The Medical and Dental Council of Nigeria (MDCN) should revive its disciplinary committee to deal with this cancerous challenge to the medical profession. Nigerians should be enlightened on options for redress, if they feel doctors have been unprofessional in attending to them.
It takes a high aptitude to qualify as a medical doctor. From parallel distinction in mMathematics and the sciences, a high score in the JAMB aptitude test, and excellent scores in basic medical science courses, to passing through fire in joggling between practical sessions and studies during the years in clinicals, becoming a doctor is a feat of no small measure. But it is my proposition that medical doctors should add commonsense to their knowledge, else we will continue to record unnecessary and avoidable fatalities in our hospitals. For instance, Roseline died because doctors who attended to her case claimed that the result of a scan on her showed she could be delivered of her baby through normal birth. But that hypothesis fell flat in the face of exhaustion. Without energy how could Roseline put to birth normally? We learnt later that the dead baby weighed 4.5kg! How would a young woman naturally give birth to a baby that weighed so much?
Truth be told, of all civil servants, workers and professionals in Nigeria, medical doctors enjoy uncommon goodwill among the people, such that in their frequent labour disputes with government, we take side with medical personnel. Nigerians sympathise with them due shortage of doctors, leading to the few that stay back in Nigeria being overwhelmed with patients. Our medical doctors are over-worked, but the few bad eggs among them have continued to deface their good work. Wrong diagnoses, poor judgment, and obvious indiscipline is fast eroding the confidence reposed on medical doctors. At a hospital in Abuja in July, I had to intervene when some persons accused some doctors, to their face, of being ‘agents of death and blood-sucking cults.’ I was appalled at such open and libelous confrontation. But that is how low the image of medical personnel has sagged. Definitely, this is not good for the profession.
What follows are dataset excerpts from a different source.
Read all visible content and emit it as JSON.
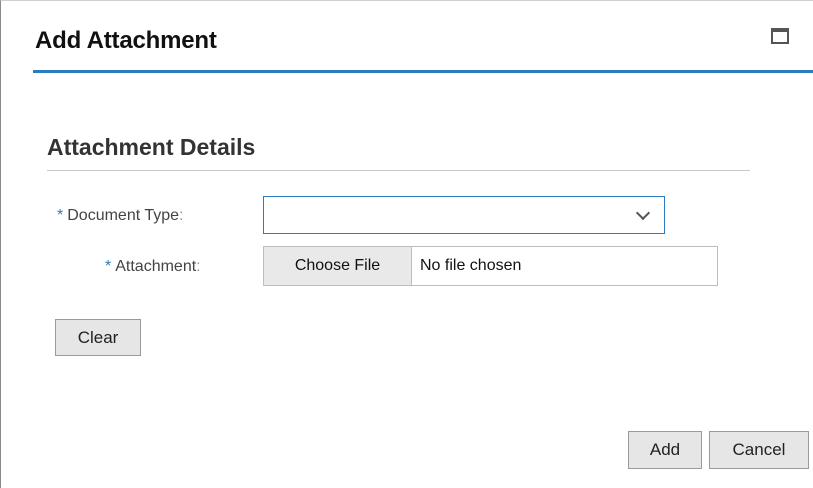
{
  "dialog": {
    "title": "Add Attachment",
    "maximize_icon": "maximize-icon"
  },
  "section": {
    "title": "Attachment Details"
  },
  "form": {
    "required_marker": "*",
    "document_type": {
      "label": "Document Type",
      "colon": ":",
      "value": "",
      "icon": "chevron-down-icon"
    },
    "attachment": {
      "label": "Attachment",
      "colon": ":",
      "button_label": "Choose File",
      "status": "No file chosen"
    }
  },
  "buttons": {
    "clear": "Clear",
    "add": "Add",
    "cancel": "Cancel"
  },
  "colors": {
    "accent": "#2b7bbf",
    "button_bg": "#e6e6e6"
  }
}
But only medical doctors can salvage the situation. Perhaps, it is necessary to publicly sanction doctors whose dereliction of duty cause preventable harm and death to patients. Nigerians should be encouraged to report misgivings about medical attention to the authorities; on their part, the management of hospitals should not shield their staff from punishment when found wanting. The Medical and Dental Council of Nigeria (MDCN) should revive its disciplinary committee to deal with this cancerous challenge to the medical profession. Nigerians should be enlightened on options for redress, if they feel doctors have been unprofessional in attending to them. Every day we lament and call for the prosecution of killer drivers, killer policemen, killer herdsmen, and killer drug peddlers. Let us launch a campaign about killer doctors as well. We shouldn’t continue to endure avoidable deaths.
Theophilus Abbah wrote this piece from Abuja.